Les droits des animaux ne sont toujours que des bribes de protection qui ne s’écartent pas de la vision traditionnelle et anthropocentriste du monde.
La souffrance des animaux et les mauvais traitements qui leur sont infligés ne sont pas sérieusement réprimés.
L’animal est toujours considéré comme un objet au service de l’homme et dépourvu d’un droit propre à une existence paisible.
La société, en ce compris notre société aux valeurs humanistes, considère cette exploitation comme normale. Elle considère comme inévitable que l’animal souffre au service de l’homme, comme inévitable qu’il périsse au service de l’homme, que rien ne soit imposé à l’homme comme contrainte dans ses rapports avec les animaux, ou si peu, et toujours avec une vision anthropocentrique de ces relations.

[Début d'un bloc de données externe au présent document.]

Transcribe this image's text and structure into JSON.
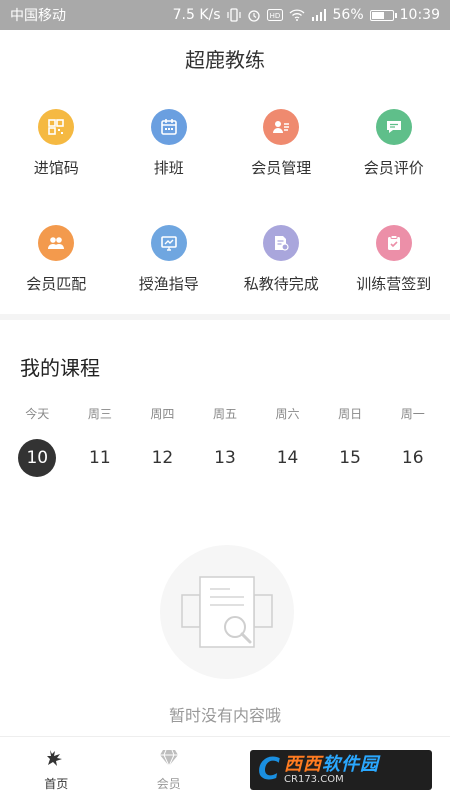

Même les cas de mauvais traitements et de tortures gratuites des animaux ne sont pas réprimés ou ne le sont que de manière anecdotique.
Le respect de la vie, notion si présente dans les morales et religions traditionnelles, est une notion inexistante ou marginale en ce qui concerne les animaux.
Cette même indifférence existait encore voici deux siècles pour les cas d’exploitation de l’homme par l’homme. L’esclavage, l’apartheid, les discriminations sexuelles, étaient aussi coutumiers et ancrés dans les mœurs voici deux siècles, voire quelques décennies encore, que le reste l’absence de respect de la vie des animaux aujourd’hui.
Tant qu’il ne sera pas admis que, comme race dominante sur terre, il appartient à l’homme de veiller au bonheur de ses autres occupants, l’homme restera dans la barbarie. Aucune sagesse n’existe qui ne se préoccupe que de sa propre cause.
L’individu qui tue ou fait souffrir des animaux, a fortiori pour le plaisir, n’est pas digne de son appartenance à l’humanité. Mais là n’est pas le propos :
TOUT ANIMAL A LE DROIT AU BONHEUR ET A UNE VIE PAISIBLE. TOUTE ATTEINTE INJUSTIFIEE A SON INTEGRITE PHYSIQUE OU MORALE DOIT ÊTRE REPRIMEE SEVEREMENT. TOUTE VIE VAUT UNE VIE.
Les contraintes de la vie humaine. Les nécessités pour l’homme de se nourrir ou de se faire assister dans ses tâches ne diminuent pas la nécessité de faire en sorte que tout soit fait pour diminuer l’impact négatif de ces besoins sur les animaux.
Dans un premier temps, toute atteinte gratuite au confort et à l’intégrité physique ou morale d’un animal, domestique ou non, doit être réprimée. Elle doit l’être d’autant plus sévèrement qu’elle n’est pas justifiée.
Constitue une circonstance aggravante le fait que l’animal concerné assiste l’homme dans ses tâches, ou est destiné par l’homme à ses besoins ou ceux de la communauté humaine, de quelque nature qu’ils soient. Constitue également une circonstance aggravante le fait qu’il soit porté atteinte à l’animal par l’homme à qui il a accordé sa confiance.
L’animal dont la vie est consacrée à la domesticité ou au service de la communauté humaine doit en effet voir son confort de vie renforcé en raison de ce sacrifice ou de cet acte de confiance.
Ces principes doivent être énoncés dans la constitution et traduits dans la loi pénale!